Le groupe de BTP familial Fayat confie son avenir à une fondation

Le groupe de BTP familial Fayat confie son avenir à une fondation

Publié le 10 déc. 2020 à 7:30

Le groupe familial bordelais Fayat, quatrième acteur français de BTP, employant 22.000 personnes dont 13.000 en France, va passer progressivement entre les mains d’une fondation. « Il existe en France quatre entreprises familiales détenues par une fondation actionnaire reconnue d’utilité publique, nous avons décidé de suivre ce modèle pour assurer la pérennité de Fayat et son indépendance », annonce son président, Jean-Claude Fayat, dans un entretien aux « Echos ». « Cela donne de la visibilité à nos collaborateurs, le fonctionnement de l’entreprise ne changera pas », affirme-t-il.

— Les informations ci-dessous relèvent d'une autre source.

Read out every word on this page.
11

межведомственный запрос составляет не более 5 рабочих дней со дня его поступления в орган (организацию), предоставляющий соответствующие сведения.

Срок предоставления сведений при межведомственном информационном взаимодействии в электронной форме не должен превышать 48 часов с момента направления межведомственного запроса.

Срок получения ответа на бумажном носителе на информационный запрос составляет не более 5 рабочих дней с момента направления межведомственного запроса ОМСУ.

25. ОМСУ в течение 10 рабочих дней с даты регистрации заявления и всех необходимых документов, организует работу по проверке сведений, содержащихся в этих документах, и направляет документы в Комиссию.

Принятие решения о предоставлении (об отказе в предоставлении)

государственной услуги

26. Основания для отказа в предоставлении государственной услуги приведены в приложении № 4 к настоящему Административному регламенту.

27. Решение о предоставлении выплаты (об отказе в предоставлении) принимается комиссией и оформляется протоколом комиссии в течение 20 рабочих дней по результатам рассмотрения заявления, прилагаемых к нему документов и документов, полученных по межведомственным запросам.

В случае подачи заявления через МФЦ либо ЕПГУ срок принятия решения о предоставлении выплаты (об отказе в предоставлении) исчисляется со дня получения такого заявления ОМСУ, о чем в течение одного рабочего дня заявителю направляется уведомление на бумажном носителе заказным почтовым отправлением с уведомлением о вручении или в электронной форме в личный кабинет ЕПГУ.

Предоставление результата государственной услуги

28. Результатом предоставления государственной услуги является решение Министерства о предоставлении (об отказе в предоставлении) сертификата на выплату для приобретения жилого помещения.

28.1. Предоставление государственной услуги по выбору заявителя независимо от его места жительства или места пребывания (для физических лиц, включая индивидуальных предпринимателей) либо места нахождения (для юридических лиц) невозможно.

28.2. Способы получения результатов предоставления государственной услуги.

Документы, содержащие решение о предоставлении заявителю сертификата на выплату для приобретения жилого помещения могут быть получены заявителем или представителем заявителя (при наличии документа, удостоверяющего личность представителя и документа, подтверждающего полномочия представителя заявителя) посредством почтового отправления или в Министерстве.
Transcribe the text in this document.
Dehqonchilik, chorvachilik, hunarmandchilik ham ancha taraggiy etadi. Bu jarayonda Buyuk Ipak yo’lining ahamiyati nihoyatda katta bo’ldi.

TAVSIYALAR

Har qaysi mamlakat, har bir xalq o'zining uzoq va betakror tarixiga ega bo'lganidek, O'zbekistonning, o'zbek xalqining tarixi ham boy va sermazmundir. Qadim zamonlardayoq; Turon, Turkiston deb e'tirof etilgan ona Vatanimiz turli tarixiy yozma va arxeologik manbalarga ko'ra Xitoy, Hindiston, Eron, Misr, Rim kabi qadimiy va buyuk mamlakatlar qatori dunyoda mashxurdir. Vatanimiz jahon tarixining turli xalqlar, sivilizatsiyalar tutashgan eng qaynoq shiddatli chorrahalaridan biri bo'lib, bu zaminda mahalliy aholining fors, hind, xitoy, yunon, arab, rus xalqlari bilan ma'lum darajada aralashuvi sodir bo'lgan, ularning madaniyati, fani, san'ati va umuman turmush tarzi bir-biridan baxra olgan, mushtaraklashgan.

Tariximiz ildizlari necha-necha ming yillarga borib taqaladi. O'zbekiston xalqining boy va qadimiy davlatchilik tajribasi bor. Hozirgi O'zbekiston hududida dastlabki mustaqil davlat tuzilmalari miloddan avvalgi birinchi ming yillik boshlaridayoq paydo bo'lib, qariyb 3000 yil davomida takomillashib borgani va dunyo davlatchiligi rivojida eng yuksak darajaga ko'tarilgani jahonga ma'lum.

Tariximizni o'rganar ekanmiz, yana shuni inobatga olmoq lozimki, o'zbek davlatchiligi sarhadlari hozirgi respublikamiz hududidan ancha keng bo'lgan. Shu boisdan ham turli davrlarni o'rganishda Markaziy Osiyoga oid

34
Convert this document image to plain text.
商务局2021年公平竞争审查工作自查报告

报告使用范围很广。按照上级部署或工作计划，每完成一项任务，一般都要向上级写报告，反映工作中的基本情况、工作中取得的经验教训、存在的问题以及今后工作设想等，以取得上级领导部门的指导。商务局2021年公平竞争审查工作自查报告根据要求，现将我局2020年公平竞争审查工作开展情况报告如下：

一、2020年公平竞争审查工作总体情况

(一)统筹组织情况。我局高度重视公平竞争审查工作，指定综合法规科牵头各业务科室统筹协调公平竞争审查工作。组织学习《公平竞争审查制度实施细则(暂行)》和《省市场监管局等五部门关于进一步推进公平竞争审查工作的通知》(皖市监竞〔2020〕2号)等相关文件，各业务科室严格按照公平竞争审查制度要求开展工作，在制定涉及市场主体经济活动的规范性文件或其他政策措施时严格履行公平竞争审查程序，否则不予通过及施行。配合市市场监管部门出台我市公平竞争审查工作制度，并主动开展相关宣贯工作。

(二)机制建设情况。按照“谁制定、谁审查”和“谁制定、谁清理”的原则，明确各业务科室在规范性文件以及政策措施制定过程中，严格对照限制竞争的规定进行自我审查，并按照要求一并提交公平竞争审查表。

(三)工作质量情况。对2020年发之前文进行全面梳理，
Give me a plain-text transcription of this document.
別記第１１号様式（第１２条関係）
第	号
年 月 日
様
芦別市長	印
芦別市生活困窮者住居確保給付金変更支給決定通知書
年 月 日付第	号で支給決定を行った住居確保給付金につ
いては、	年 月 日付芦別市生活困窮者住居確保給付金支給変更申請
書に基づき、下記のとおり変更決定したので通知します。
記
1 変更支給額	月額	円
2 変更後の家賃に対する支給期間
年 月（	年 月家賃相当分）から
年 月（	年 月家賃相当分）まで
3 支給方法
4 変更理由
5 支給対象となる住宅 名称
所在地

Quand Clément Fayat, maçon en Corrèze, a créé son entreprise de terrassement en 1957, il n’imaginait probablement pas la taille qu’atteindrait son entreprise, aujourd’hui détenue par ses deux fils Jean-Claude (62 ans) et Laurent (53 ans), respectivement président et directeur général. En l’absence de successeur familial identifié, les deux frères travaillaient depuis quatre ans à ce projet de fondation.

Intérêt général

« Le groupe aura trois piliers : la fondation recevra 5 % du capital dans l’immédiat et la majorité à notre disparition, le solde du capital sera détenu par la famille et, pour 10 % à 15 %, par le management via une société regroupant 150 managers environ », précise Jean-Claude Fayat. Indépendante, la fondation aura un conseil d’administration de dix membres dont trois de la famille (Clément Fayat et ses deux fils) et sept personnalités, dont Sophie Sidos, héritière du cimentier familial Vicat, des experts de la santé et de la construction (l’architecte Jacques Rougerie). Car « son enjeu est aussi sociétal. L’objectif est qu’une partie des profits de l’entreprise aille au bien public. La fondation a trois champs d’action : la lutte contre les maladies neurodégénératives, l’éducation et le patrimoine », précise le président de Fayat.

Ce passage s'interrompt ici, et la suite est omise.